Dans son Développement de la doctrine chrétienne, Newman a rappelé que « Vivre, c’est changer, et être parfait, c’est avoir changé de nombreuses fois ». Ces paroles mémorables sont bien connues et souvent citées, et il semble effectivement que sa vie ait été caractérisée par le changement. Par contre, la question de savoir ce qu’il a retenu de ses années anglicanes est moins évidente, et par conséquent mérite quelque attention. Même s’il serait vain de comparer la situation de l’Eglise d’aujourd’hui avec celle de l’époque de Newman, il est toutefois important de se demander quel regard il posait sur l’Eglise d’Angleterre en tant que catholique. Au moment de la conversion de Newman, l’Eglise catholique en Angleterre traversait elle-même une période de grands changements. La famine en Irlande et le désastre qui s’en suivit dans les années 1845-1852 avait radicalement modifié la composante démographique de l’Eglise catholique en Angleterre, et il fallut attendre 1850 pour que Pie IX y rétablisse la hiérarchie. Les appels à la prudence à l’adresse de Faber et de ses confrères oratoriens, les enjoignant de ne pas arborer leur habit « comme des paons » dans les rues de Londres, montrent combien les préjugés anticatholiques restaient très vivaces dans la société victorienne.
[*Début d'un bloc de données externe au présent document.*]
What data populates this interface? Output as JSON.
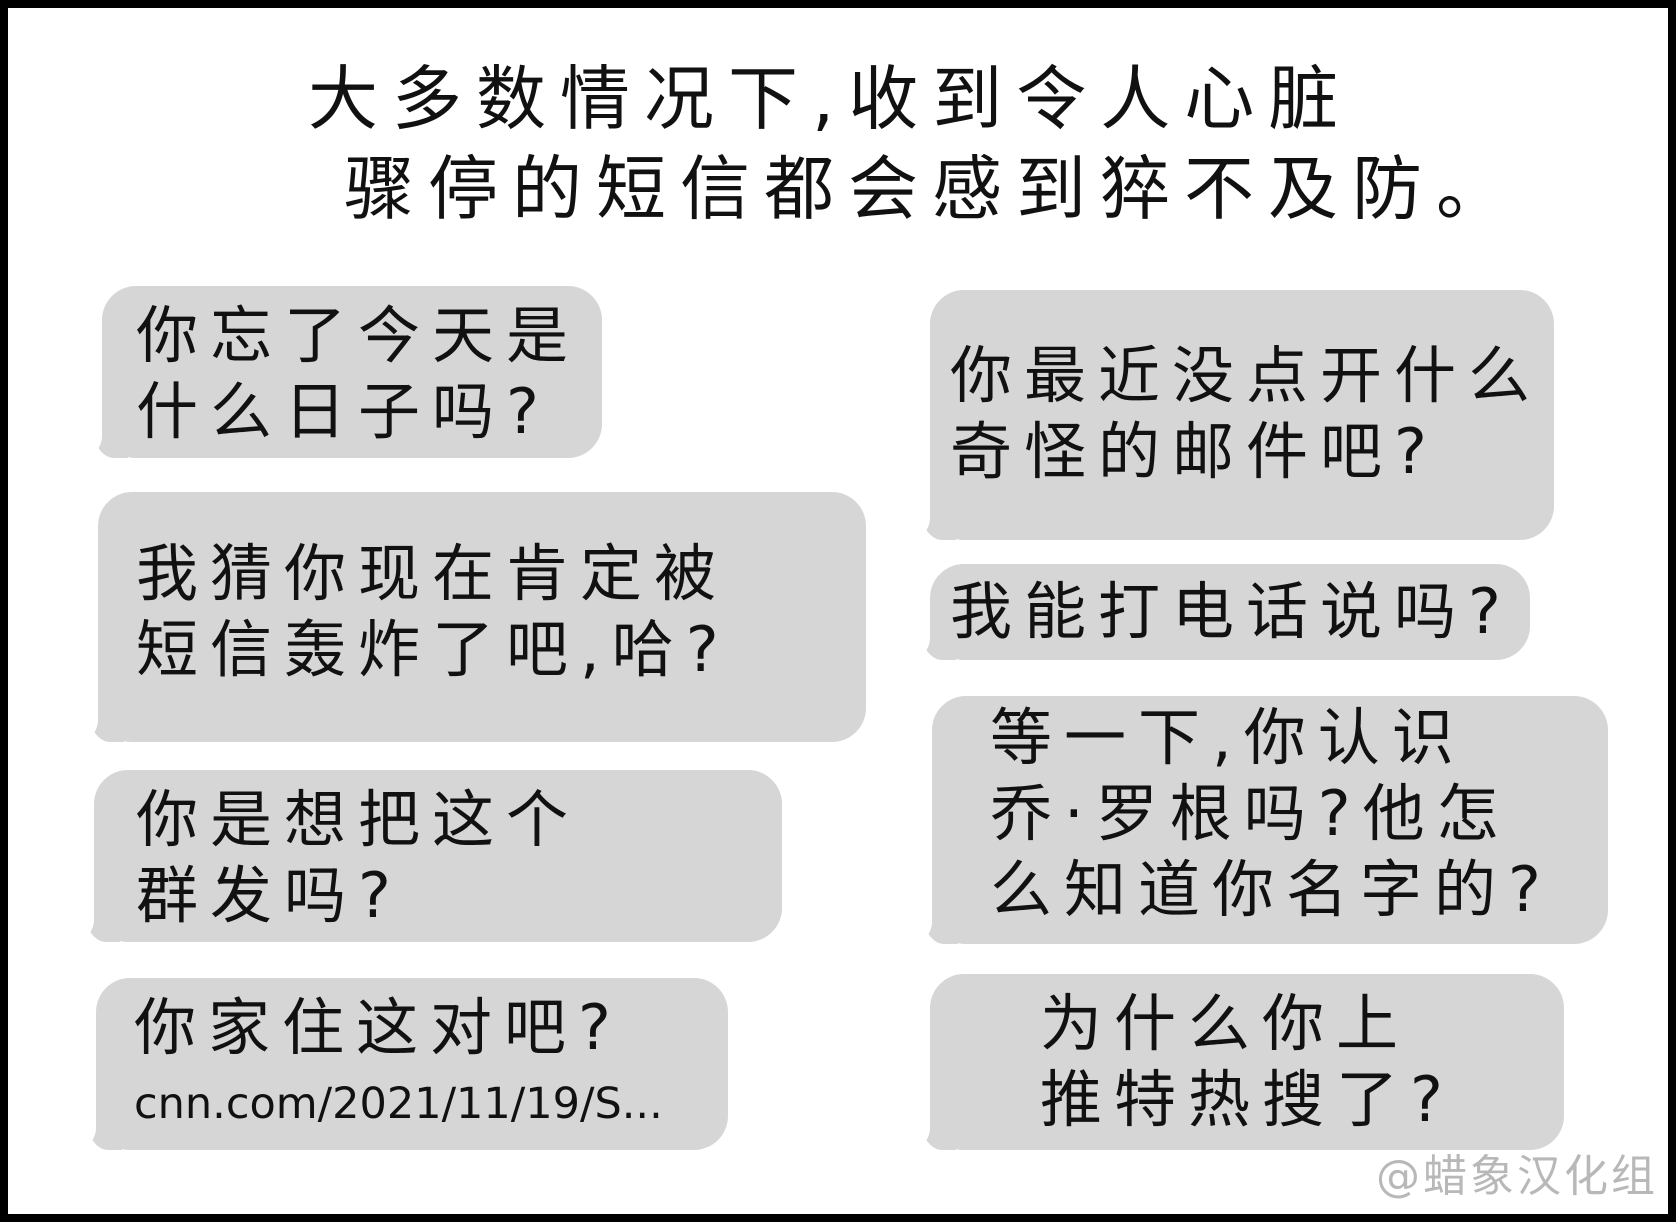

Quand Newman devint catholique en 1845, sa formation tant théologique que religieuse relevait de la tradition anglicane. Ce serait une erreur de supposer qu’il considérait cette tradition avec indifférence. Quelque vingt ans après sa conversion, il reconnut ce fait : « l’Eglise d’Angleterre a été l’instrument de la Providence en m’accordant de grands bienfaits (…) ; comment pourrais-je avoir l’envie ou plutôt le manque de charité de souhaiter qu’elle soit renversée, sachant ce qu’elle accomplit pour tant d’autres et ce qu’elle a accompli pour moi ? Je ne ressens pas un tel désir.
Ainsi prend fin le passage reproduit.